Meu prédio é um grande menino gordo e valentão de escola, que mete o dedo no nariz e se acha o máximo jogando a meleca nos óculos do aluno perdedor que não tem como reagir. Daqueles que você não quer ser amigo, mas o respeita devido à corpulência e o olhar ameaçador de quem parece não ter superiores. Do meu andar, vejo as outras estruturas domiciliares. Nanicas perante a envergadura imperiosa. Limo todos os dias aqueles que estão derretendo debaixo do sol, desconsolados, estáticos na sua mediocridade ornamentada pelo preconceito do meu controle remoto. Sinto que posso movimentá-los, sou o grande chefe daqui. Meto-lhes a cabeça na privada quando bem entender! O meu prédio é o menino gordo que cospe na cara da menina feia mesmo também sendo feio, mas só que ele não é “covarde e babaca para viver chorando pelos cantos”. Ele é o cinco estrelas rodeado por feudos parasitados em podridão. Durante o dia, todos olham sua fachada elegante com todos os detalhes modernistas e artísticos de categorias que eu não sei e nem faço questão de conhecer. Ele é o grande menino gordo que toma o lanche e o lugar do magrelo mais novo no balanço do parquinho. Meu prédio, o valentão da Escola das Aparências. À noite, em seu intimo, revela a tristeza não contemplada externamente. A socialite que vive de pensão do marido que saiu de casa por não a suportar, a família em luto pelo suicídio convencionalmente injustificável da filha, o porteiro que não recebe há quatro meses. E de um idiota que faz metáforas aberrantes conversando com uma garrafa de whiskey. Eu faço parte desse grande menino gordo e valentão da escola que volta pra casa e morde a fronha do travesseiro vergonhosamente alegando fraqueza. A diversão exibicionista é paga por prestações introspectivas. Ao dia, distribui-se violência aquisitiva aos perdedores satisfeitos, à noite, apunhala-se com a ferocidade da verdade em carne viva. Eu sou o mascote do meu prédio. A face bisonha do gordo idiota que mantém a aparência de durão para esconder sua covardia de um babaca frustrado antes de tentar qualquer coisa de útil. E por falar em algo útil, voltarei a dormir para estancar pensamentos.

04 maio 2010

Delírio Emocional de 2° grau: Indignação, Abandono e Degradação

Parte IV – 200g de presunto e algo verde.
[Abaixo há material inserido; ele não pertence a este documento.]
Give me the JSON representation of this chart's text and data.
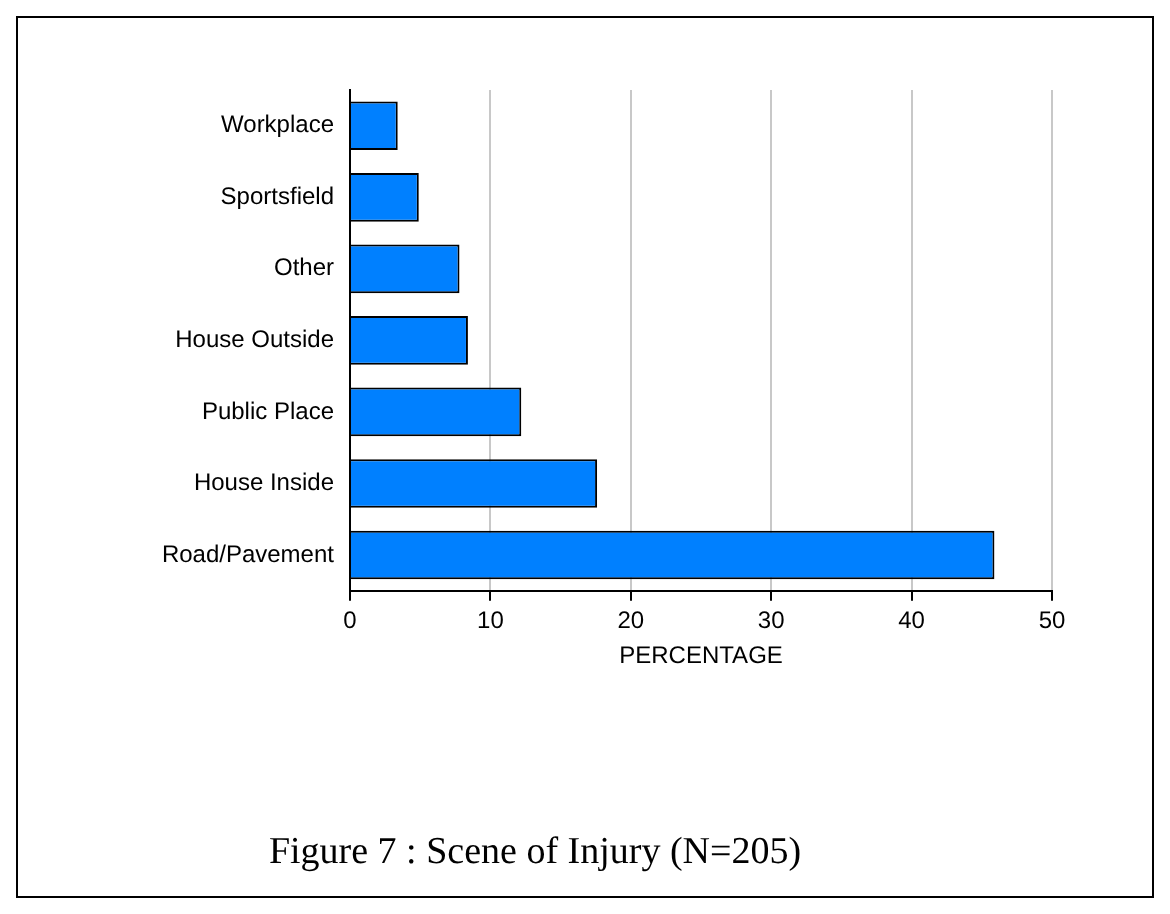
{
  "chart_data": {
    "type": "bar",
    "orientation": "horizontal",
    "title": "Figure 7 : Scene of Injury (N=205)",
    "xlabel": "PERCENTAGE",
    "categories": [
      "Workplace",
      "Sportsfield",
      "Other",
      "House Outside",
      "Public Place",
      "House Inside",
      "Road/Pavement"
    ],
    "values": [
      3.4,
      4.9,
      7.8,
      8.4,
      12.2,
      17.6,
      45.9
    ],
    "color": "#0080ff",
    "xlim": [
      0,
      50
    ],
    "xticks": [
      0,
      10,
      20,
      30,
      40,
      50
    ],
    "grid": "x"
  }
}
Uma noite fria e abafada era o que arfava pelas entidades noturnas do mercantil da esquina. Vagavam por algo para o jantar. Eu também. Uma hora tenho que sair daquele apartamento. O momento do dia onde todos se reúnem desvestidos de sua maquiagem e uniformes de play móbil na cidade grande. Passo pelas prateleiras e não consigo pensar no que possa levar para comer. Não sei por que perder tanto tempo escolhendo essas coisas, mesmo quando você tem tempo de sobra para perder e sua barriga não ronca apenas seu maldito cérebro consumista te pede para comprar alguma coisa para agradá-lo. Estava tudo bem enquanto ele estava em pane nesses dias. Agora voltou à atividade e pede por algo mais sucinto do que bolachas de alho. Uma menina com farda de colégio entra pelo corredor. Colégio público. Outras meninas da mesma idade estão na parte de chocolates e doces pensando em como podem zoar a que entrou enquanto ficam apreciando aquilo que decidiram não comer para não serem zoadas por similares. Um velho na sessão de frutas cospe uma uva azeda e seus caroços mastigados de volta à prateleira e acha que ninguém viu, mas eu vi. Está vestido com a blusa de alguma ONG ambiental. No caixa dois, uma velha e uma grávida discutem para decidir qual das duas tem preferência enquanto o cara na cadeira de rodas passa as suas compras apressadamente. A música ambiente é um lixo, preferível apenas o som dos carrinhos. Na noite gritante, os atos dos outros são oferecidos na prateleira do abuso. Peguei um saco de pão e fui pedir presunto no balcão. A fila era enorme, passei quase meia hora olhando para o retrato de funcionário do mês. Com certeza um cara mais legal do que eu. Mas aquele que passava as compras, não. Ele não merecia uma foto estampada nem por um dia. Chega minha vez, pego meus 200g de presunto, pago junto ao saco de pão e tomo o caminho para meu grande sítio dos horrores. Chegando à cozinha, corto alguns pães e quando olho para o presunto vejo que tinham manchas verdes. Não estou nem um pouco a fim de voltar lá. Tenho o número da farmácia na geladeira.